Ce qu’elle fit et ce que je fis. Nous étions soudain sur le palier, sans y croire tout à fait. La femme délivrée regarda sa montre.

–          15 heures 45, mon mariage est dans un quart d’heure, j’espère qu’ils vont m’attendre. C’est par où les escaliers ?

–          Par là je crois.

–          Attendez, non, vous êtes sûr, c’est pas par là ?

Finalement nous poussâmes une porte bleue qui nous mena au rez-de-chaussée, puis du rez-de-chaussée à la rue où je n’avais rien à faire avec mon enveloppe puisque le bureau de poste est dans la tour.

–          Faut que je file. Je prends le métro. C’est bon, c’est direct.

–          Bon voyage et bon mariage.

Et elle partit en courant vers la bouche toute proche.

**

Dans les jours suivants, je me mis à espérer la recroiser, sans succès. Le matin, je traînais sur le palier d’embarquement de la batterie d’ascenseurs, laissant passer les wagons jusqu’à ce que je tombe sur un collègue avec lequel j’étais bien obligé de monter. A midi ou le soir, je redescendais en espérant que ma cabine s’arrêterait au 47, avec aussi peu de chances de la voir qu’un joueur d’Euromillions qui a coché le 47 en a de gagner la cagnotte au tirage. Puis, peut-être une quinzaine de jours après l’incident, je rencontrai au restaurant inter-entreprises du soubassement de la tour une vague connaissance professionnelle, un gars avec qui j’avais travaillé dans le passé, dont je savais surtout qu’il travaillait dorénavant au 47. Nous poussâmes nos plateaux de concert et nous retrouvâmes naturellement attablés l’un en face de l’autre dans le vaste souterrain au design orange et aux néons chics. L’ennui était que ce type ne parlait que de boulot, donc je dus le tirer vers mon sujet désiré comme on doit écarter un molosse d’une femelle en tirant fortement sur la laisse. J’y arrivai avec peine.

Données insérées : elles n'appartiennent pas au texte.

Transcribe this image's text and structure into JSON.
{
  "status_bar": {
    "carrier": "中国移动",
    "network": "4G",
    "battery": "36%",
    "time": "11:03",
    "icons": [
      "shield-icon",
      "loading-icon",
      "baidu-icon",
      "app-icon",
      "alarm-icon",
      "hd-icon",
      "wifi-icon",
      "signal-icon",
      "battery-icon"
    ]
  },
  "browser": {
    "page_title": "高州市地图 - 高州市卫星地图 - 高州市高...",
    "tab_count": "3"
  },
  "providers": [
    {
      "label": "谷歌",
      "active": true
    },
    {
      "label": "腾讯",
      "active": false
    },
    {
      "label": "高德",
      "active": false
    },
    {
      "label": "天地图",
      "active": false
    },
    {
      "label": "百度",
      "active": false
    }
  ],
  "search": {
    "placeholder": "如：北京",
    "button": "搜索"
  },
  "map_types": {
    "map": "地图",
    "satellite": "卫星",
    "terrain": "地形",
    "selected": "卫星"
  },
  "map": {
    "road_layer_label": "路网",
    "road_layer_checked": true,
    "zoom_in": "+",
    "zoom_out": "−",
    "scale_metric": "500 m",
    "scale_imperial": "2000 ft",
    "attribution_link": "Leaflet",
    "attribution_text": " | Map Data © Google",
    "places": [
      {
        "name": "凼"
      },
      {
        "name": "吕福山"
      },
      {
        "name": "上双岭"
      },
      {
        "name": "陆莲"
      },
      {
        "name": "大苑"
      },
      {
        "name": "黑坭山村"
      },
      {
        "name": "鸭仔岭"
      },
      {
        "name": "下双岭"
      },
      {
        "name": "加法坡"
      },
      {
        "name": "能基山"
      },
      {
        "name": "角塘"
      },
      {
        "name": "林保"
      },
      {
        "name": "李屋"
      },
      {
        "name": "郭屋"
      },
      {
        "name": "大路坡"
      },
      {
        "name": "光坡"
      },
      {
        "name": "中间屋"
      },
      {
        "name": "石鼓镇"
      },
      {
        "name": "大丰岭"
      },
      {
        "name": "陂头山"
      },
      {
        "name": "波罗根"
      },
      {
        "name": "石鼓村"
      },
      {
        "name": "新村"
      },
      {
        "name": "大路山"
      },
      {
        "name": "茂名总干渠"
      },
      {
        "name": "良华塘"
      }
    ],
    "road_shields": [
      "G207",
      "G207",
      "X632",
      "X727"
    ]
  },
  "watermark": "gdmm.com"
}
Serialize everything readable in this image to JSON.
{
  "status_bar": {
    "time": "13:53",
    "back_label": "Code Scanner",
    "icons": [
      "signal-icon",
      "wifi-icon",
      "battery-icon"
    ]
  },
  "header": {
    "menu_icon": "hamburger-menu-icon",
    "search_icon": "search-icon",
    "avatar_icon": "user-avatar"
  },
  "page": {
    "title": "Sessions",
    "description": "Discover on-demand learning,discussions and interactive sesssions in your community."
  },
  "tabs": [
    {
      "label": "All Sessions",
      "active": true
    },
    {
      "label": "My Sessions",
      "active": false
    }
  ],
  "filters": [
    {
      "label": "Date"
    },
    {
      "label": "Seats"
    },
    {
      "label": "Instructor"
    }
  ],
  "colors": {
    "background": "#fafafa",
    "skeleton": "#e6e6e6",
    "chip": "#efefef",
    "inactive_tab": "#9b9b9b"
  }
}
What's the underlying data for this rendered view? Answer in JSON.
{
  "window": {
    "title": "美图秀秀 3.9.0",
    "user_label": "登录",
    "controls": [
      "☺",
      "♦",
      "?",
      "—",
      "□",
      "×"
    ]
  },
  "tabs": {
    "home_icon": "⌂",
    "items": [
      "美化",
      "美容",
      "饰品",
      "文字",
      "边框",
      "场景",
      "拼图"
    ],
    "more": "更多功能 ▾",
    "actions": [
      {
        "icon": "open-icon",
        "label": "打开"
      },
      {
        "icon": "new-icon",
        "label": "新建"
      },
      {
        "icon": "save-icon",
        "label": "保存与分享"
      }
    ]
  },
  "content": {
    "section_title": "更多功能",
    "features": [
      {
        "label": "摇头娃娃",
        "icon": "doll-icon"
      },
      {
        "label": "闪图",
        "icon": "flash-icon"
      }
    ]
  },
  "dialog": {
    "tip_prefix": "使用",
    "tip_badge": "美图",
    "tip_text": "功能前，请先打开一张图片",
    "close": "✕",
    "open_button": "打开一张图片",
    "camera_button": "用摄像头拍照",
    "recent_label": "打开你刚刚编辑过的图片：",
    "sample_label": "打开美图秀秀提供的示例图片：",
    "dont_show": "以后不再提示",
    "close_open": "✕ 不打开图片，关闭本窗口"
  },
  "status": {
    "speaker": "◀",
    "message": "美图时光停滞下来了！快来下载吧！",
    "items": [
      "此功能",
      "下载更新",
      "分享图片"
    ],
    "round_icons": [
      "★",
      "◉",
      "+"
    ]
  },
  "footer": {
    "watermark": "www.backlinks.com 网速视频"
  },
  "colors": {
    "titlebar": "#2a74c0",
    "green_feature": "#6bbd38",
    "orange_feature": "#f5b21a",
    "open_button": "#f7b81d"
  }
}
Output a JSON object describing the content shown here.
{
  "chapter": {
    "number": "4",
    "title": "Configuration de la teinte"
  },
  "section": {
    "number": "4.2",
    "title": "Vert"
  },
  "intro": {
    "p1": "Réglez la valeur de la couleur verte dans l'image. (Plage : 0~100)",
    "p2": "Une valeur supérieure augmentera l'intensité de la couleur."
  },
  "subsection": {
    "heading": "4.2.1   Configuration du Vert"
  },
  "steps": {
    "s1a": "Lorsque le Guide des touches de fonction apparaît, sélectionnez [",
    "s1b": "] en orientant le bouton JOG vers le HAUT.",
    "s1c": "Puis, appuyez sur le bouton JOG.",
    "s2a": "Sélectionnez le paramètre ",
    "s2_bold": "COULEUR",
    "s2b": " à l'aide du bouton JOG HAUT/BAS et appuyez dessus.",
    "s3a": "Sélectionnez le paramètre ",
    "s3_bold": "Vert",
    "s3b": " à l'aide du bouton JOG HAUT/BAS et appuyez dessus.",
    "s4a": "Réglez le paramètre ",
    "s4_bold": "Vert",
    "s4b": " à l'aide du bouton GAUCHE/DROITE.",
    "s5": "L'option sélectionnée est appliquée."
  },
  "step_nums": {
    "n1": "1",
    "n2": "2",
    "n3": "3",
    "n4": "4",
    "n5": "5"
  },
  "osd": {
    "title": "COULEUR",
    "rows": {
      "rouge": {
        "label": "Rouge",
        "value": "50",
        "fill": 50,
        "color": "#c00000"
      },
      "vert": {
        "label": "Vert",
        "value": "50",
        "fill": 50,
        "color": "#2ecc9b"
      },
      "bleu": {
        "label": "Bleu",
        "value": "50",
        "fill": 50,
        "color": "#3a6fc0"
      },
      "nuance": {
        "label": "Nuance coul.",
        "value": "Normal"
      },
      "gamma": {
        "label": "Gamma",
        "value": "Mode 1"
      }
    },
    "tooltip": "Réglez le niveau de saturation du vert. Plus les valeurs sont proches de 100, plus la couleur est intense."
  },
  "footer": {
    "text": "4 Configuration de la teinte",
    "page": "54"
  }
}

–          Il y a des nouvelles à votre étage ? demandai-je un moment.

–          Tu veux dire des nanas ? Ouaih, rien de terrible.

–          Une châtain avec des cheveux mi-longs, de grands yeux, les pommettes hautes, je l’ai vue dans l’ascenseur l’autre jour.

–          Ah ouaih, celle qui s’est mariée ?

–          Euh… sûrement.

–          Elle a pris son congé pour son mariage, quatre jours, puis elle nous a envoyé sa dém et on ne l’a plus jamais revue. Elle était au début de sa période d’essai, elle faisait bien chier avec son mariage, donc c’est allé très vite.

–          Ah…. Elle s’appelait comment ?

–          Euh, Mélanie, Mélodie, Mélina, quelque chose dans ce genre.

Une page de ma vie se tourna à cet instant précis, dans un léger bruit de froissement, avec toutefois un marque-page portant la mention Mélodie, le prénom possible qui avait ma préférence.

Quelques mois plus tard encore, j’étais invité à un mariage. Je faisais partie du groupe de copains du marié qui plaisantaient dans leur coin sur la circonstance. L’un de nous, connu pour être fort en gueule, surtout en gueule, évoquait ce qui pour lui était le comble de l’exploit sportif du séducteur qu’il prétendait être. Séduire, c’est-à-dire posséder charnellement, une jeune mariée le jour même de ses noces, au nez et à la barbe du marié, du curé, du maire, des invités, dans un lieu et un instant qu’il fallait savoir choisir opportunément. L’alcool aidant et la déception depuis longtemps ravalée, j’osai me vanter d’avoir accompli une telle chose. Aux demandes pressantes de précisions qui m’assaillaient, j’opposai un principe ferme de confidentialité et de préservation de l’honneur de la femme en question. Toutefois j’indiquai que, loin d’avoir ruiné le mariage, je l’avais favorisé. Evidemment, personne ne me crut.